Not economically active
Money has not always been central to how people get things done. It has its uses, it saves having to spend vast amounts of time in complicated barters to get everything moved round. However, I can’t help but wonder what it would be like to live in a culture where it is possible not to be economically active. Most of our ancestors will have lived this way. Most of human culture in our long history is based on co-operation and gift economy, not money.
When money is just a way of getting stuff done, I don’t think it poses much of a problem. The difficulties arise from what it has become in addition to being a tool. That you can make money out of money, if you have enough of it to begin with. That we use it as a measure of worth in all kinds of distorting ways. The measure of a person’s worth should not be about how much money they have. We measure costs in ways that don’t include environmental costs. We have a hard time valuing anything we can’t put a price tag on. What is given away is often devalued. We measure wealth in terms of what we can hoard, not in terms of what we can give away.
So many of our relationships are underpinned by an economic exchange. How much of what we need are we buying? How many of our emotional needs are we trying to meet by paying for them? What would it mean to take the price tag off things, to give more, and not to feel obliged to make money out of what we do?
The things that most enrich my life are not economically orientated. Time crashed out with my husband and cat. Time spent making things I do not sell. Time with people I like – and yet even there, the money plays a part. I can’t afford a large home, there isn’t much room for guests, so I often have to meet people elsewhere, in spaces that require economic participation. On a cold day, there are not many spaces in which I can spend time with someone without paying for it. Our social spaces themselves are constructed around shopping areas – we don’t have many social spaces where you don’t have to pay to participate.
I was struck recently when visiting the coast by the implications of a town having a beach. Here is, at least some of the time, a big, free of charge public space where people can meet, play, run around, interact. Most towns don’t have anything like that kind of free and communal space.

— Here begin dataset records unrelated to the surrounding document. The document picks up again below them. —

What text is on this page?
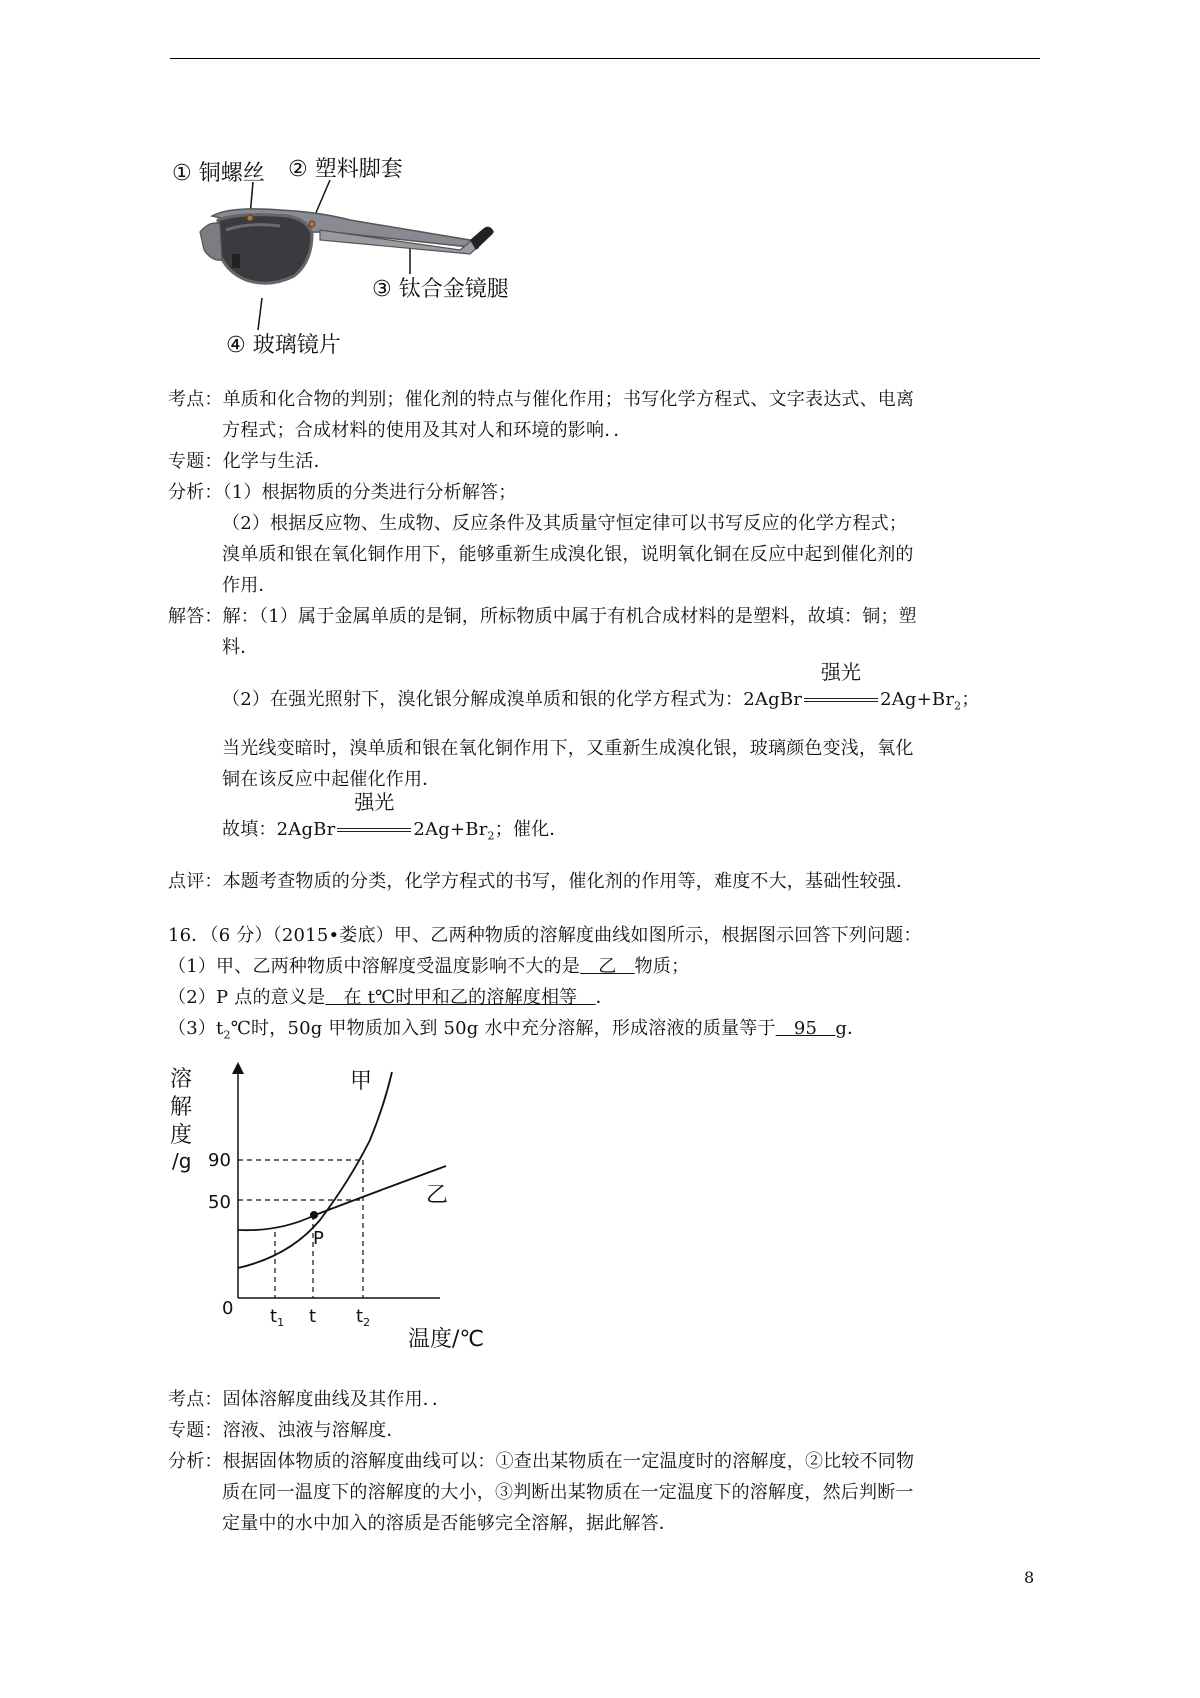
① 铜螺丝 ② 塑料脚套
③ 钛合金镜腿
④ 玻璃镜片
考点：单质和化合物的判别；催化剂的特点与催化作用；书写化学方程式、文字表达式、电离
方程式；合成材料的使用及其对人和环境的影响．．
专题：化学与生活．
分析：（1）根据物质的分类进行分析解答；
（2）根据反应物、生成物、反应条件及其质量守恒定律可以书写反应的化学方程式；
溴单质和银在氧化铜作用下，能够重新生成溴化银，说明氧化铜在反应中起到催化剂的
作用．
解答：解：（1）属于金属单质的是铜，所标物质中属于有机合成材料的是塑料，故填：铜；塑
料．
（2）在强光照射下，溴化银分解成溴单质和银的化学方程式为：2AgBr
强光
$2Ag+Br_2$；
当光线变暗时，溴单质和银在氧化铜作用下，又重新生成溴化银，玻璃颜色变浅，氧化
铜在该反应中起催化作用．
故填：2AgBr
强光
$2Ag+Br_2$；催化．
点评：本题考查物质的分类，化学方程式的书写，催化剂的作用等，难度不大，基础性较强．
16．（6 分）（2015•娄底）甲、乙两种物质的溶解度曲线如图所示，根据图示回答下列问题：
（1）甲、乙两种物质中溶解度受温度影响不大的是　乙　物质；
（2）P 点的意义是　在 t℃时甲和乙的溶解度相等　．
$(3)t_2℃$时，50g 甲物质加入到 50g 水中充分溶解，形成溶液的质量等于　95　g．
溶
解
度
/g 90
50
0
P
甲
乙
$t_1$ t $t_2$
温度/℃
考点：固体溶解度曲线及其作用．．
专题：溶液、浊液与溶解度．
分析：根据固体物质的溶解度曲线可以：①查出某物质在一定温度时的溶解度，②比较不同物
质在同一温度下的溶解度的大小，③判断出某物质在一定温度下的溶解度，然后判断一
定量中的水中加入的溶质是否能够完全溶解，据此解答．
8
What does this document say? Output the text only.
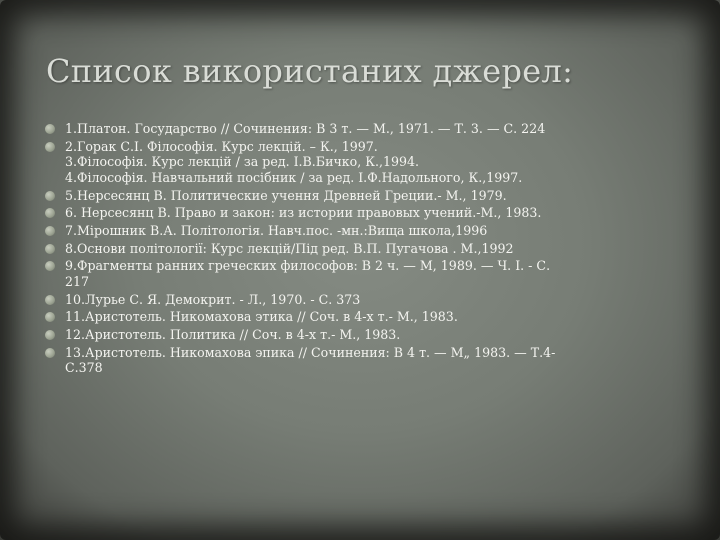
Список використаних джерел:
1.Платон. Государство // Сочинения: В 3 т. — М., 1971. — Т. 3. — С. 224
2.Горак С.І. Філософія. Курс лекцій. – К., 1997.
3.Філософія. Курс лекцій / за ред. І.В.Бичко, К.,1994.
4.Філософія. Навчальний посібник / за ред. І.Ф.Надольного, К.,1997.
5.Нерсесянц В. Политические учення Древней Греции.- М., 1979.
6. Нерсесянц В. Право и закон: из истории правовых учений.-М., 1983.
7.Мірошник В.А. Політологія. Навч.пос. -мн.:Вища школа,1996
8.Основи політології: Курс лекцій/Під ред. В.П. Пугачова . М.,1992
9.Фрагменты ранних греческих философов: В 2 ч. — М, 1989. — Ч. I. - С.
217
10.Лурье С. Я. Демокрит. - Л., 1970. - С. 373
11.Аристотель. Никомахова этика // Соч. в 4-х т.- М., 1983.
12.Аристотель. Политика // Соч. в 4-х т.- М., 1983.
13.Аристотель. Никомахова эпика // Сочинения: В 4 т. — М„ 1983. — Т.4-
С.378
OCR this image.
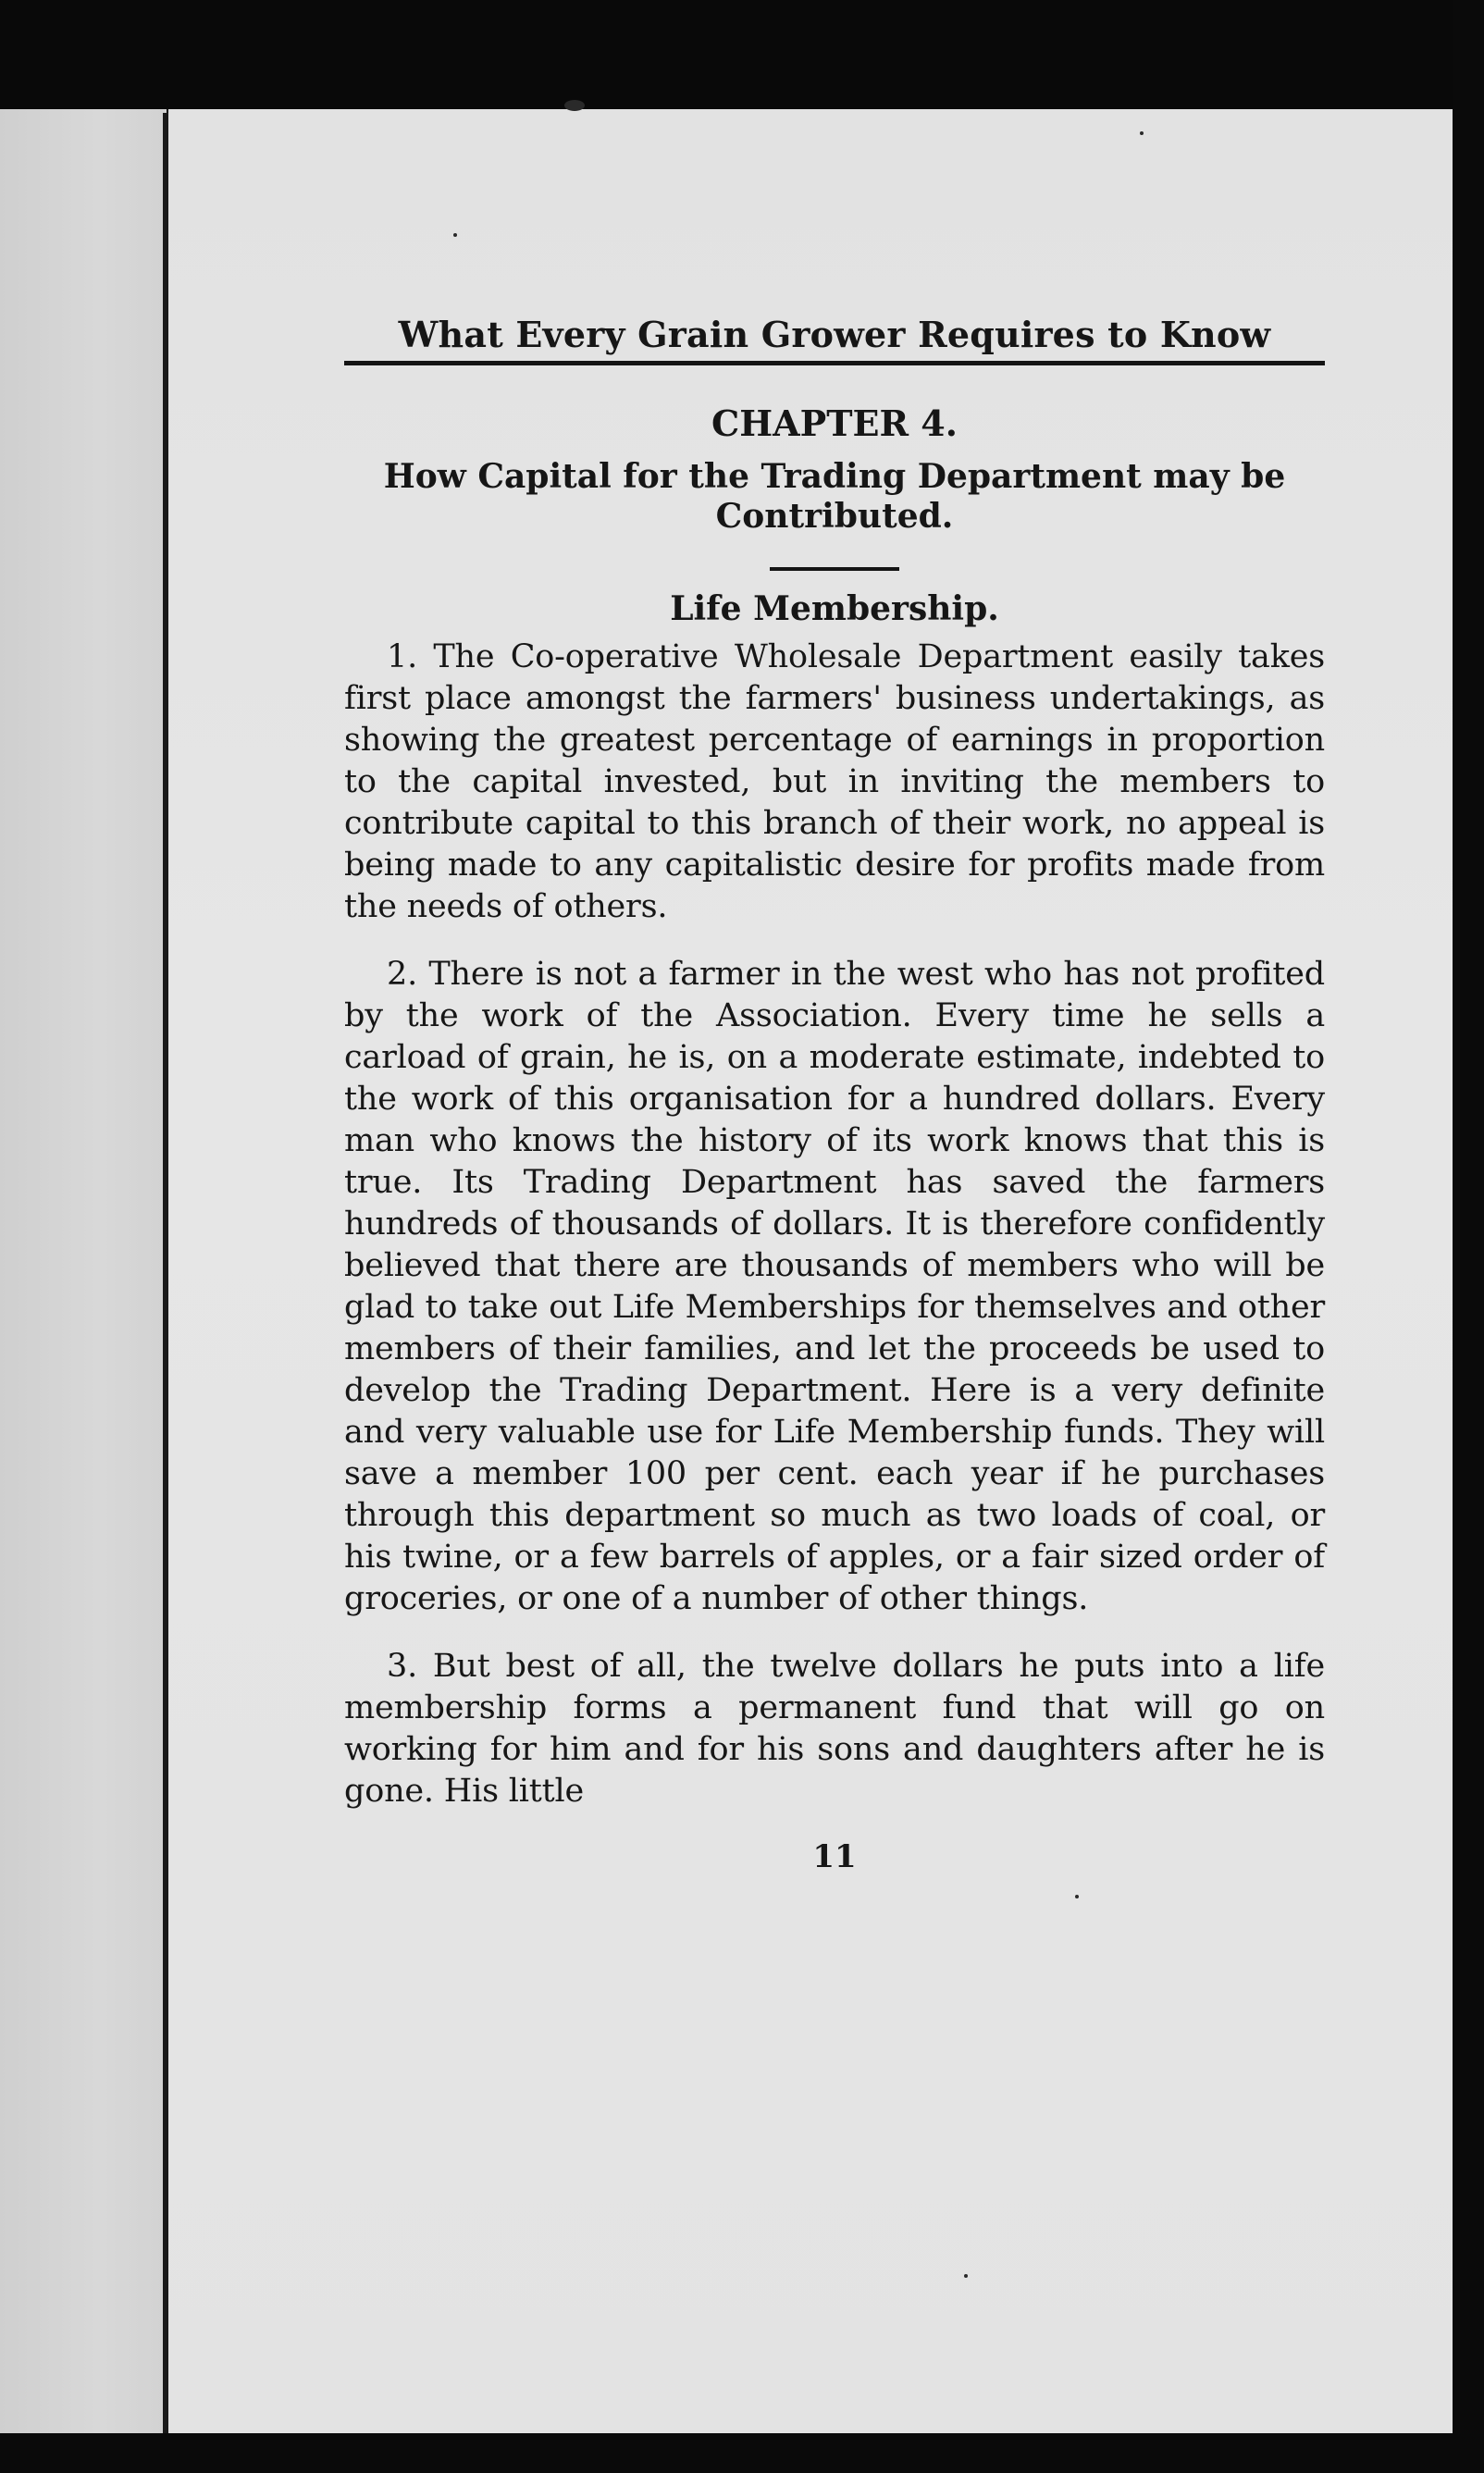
What Every Grain Grower Requires to Know
CHAPTER 4.
How Capital for the Trading Department may be Contributed.
Life Membership.

1. The Co-operative Wholesale Department easily takes first place amongst the farmers' business undertakings, as showing the greatest percentage of earnings in proportion to the capital invested, but in inviting the members to contribute capital to this branch of their work, no appeal is being made to any capitalistic desire for profits made from the needs of others.

2. There is not a farmer in the west who has not profited by the work of the Association. Every time he sells a carload of grain, he is, on a moderate estimate, indebted to the work of this organisation for a hundred dollars. Every man who knows the history of its work knows that this is true. Its Trading Department has saved the farmers hundreds of thousands of dollars. It is therefore confidently believed that there are thousands of members who will be glad to take out Life Memberships for themselves and other members of their families, and let the proceeds be used to develop the Trading Department. Here is a very definite and very valuable use for Life Membership funds. They will save a member 100 per cent. each year if he purchases through this department so much as two loads of coal, or his twine, or a few barrels of apples, or a fair sized order of groceries, or one of a number of other things.

3. But best of all, the twelve dollars he puts into a life membership forms a permanent fund that will go on working for him and for his sons and daughters after he is gone. His little

11
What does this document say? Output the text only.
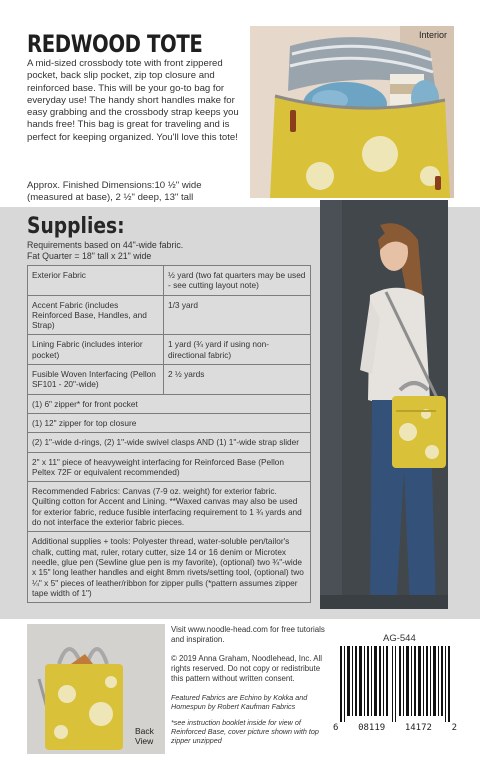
REDWOOD TOTE
A mid-sized crossbody tote with front zippered pocket, back slip pocket, zip top closure and reinforced base. This will be your go-to bag for everyday use! The handy short handles make for easy grabbing and the crossbody strap keeps you hands free! This bag is great for traveling and is perfect for keeping organized. You'll love this tote!
Approx. Finished Dimensions:10 ½" wide (measured at base), 2 ½" deep, 13" tall
Interior
Supplies:
Requirements based on 44"-wide fabric.
Fat Quarter = 18" tall x 21" wide
Exterior Fabric	½ yard (two fat quarters may be used - see cutting layout note)
Accent Fabric (includes Reinforced Base, Handles, and Strap)	1/3 yard
Lining Fabric (includes interior pocket)	1 yard (¾ yard if using non-directional fabric)
Fusible Woven Interfacing (Pellon SF101 - 20"-wide)	2 ½ yards
(1) 6" zipper* for front pocket	
(1) 12" zipper for top closure	
(2) 1"-wide d-rings, (2) 1"-wide swivel clasps AND (1) 1"-wide strap slider	
2" x 11" piece of heavyweight interfacing for Reinforced Base (Pellon Peltex 72F or equivalent recommended)	
Recommended Fabrics: Canvas (7-9 oz. weight) for exterior fabric. Quilting cotton for Accent and Lining. **Waxed canvas may also be used for exterior fabric, reduce fusible interfacing requirement to 1 ¾ yards and do not interface the exterior fabric pieces.	
Additional supplies + tools: Polyester thread, water-soluble pen/tailor's chalk, cutting mat, ruler, rotary cutter, size 14 or 16 denim or Microtex needle, glue pen (Sewline glue pen is my favorite), (optional) two ¾"-wide x 15" long leather handles and eight 8mm rivets/setting tool, (optional) two ¼" x 5" pieces of leather/ribbon for zipper pulls (*pattern assumes zipper tape width of 1")	
Back View

Visit www.noodle-head.com for free tutorials and inspiration.

© 2019 Anna Graham, Noodlehead, Inc. All rights reserved. Do not copy or redistribute this pattern without written consent.

Featured Fabrics are Echino by Kokka and Homespun by Robert Kaufman Fabrics

*see instruction booklet inside for view of Reinforced Base, cover picture shown with top zipper unzipped

AG-544
6 08119 14172 2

Where can you go, without money? What can you do, without paying for it? Who can you spend time with? And what would it mean to live in a way where paying for things is not the primary mechanism for getting stuff done? What if participation became more important than paying? What if we had non-commercial public spaces where people could spend time together at no cost? What if we weren’t under pressure to make what we do pay? I don’t think these are unrealistic ideas. We’ve constructed a way of doing things based on a set of assumptions, but those assumptions don’t serve most of us very well.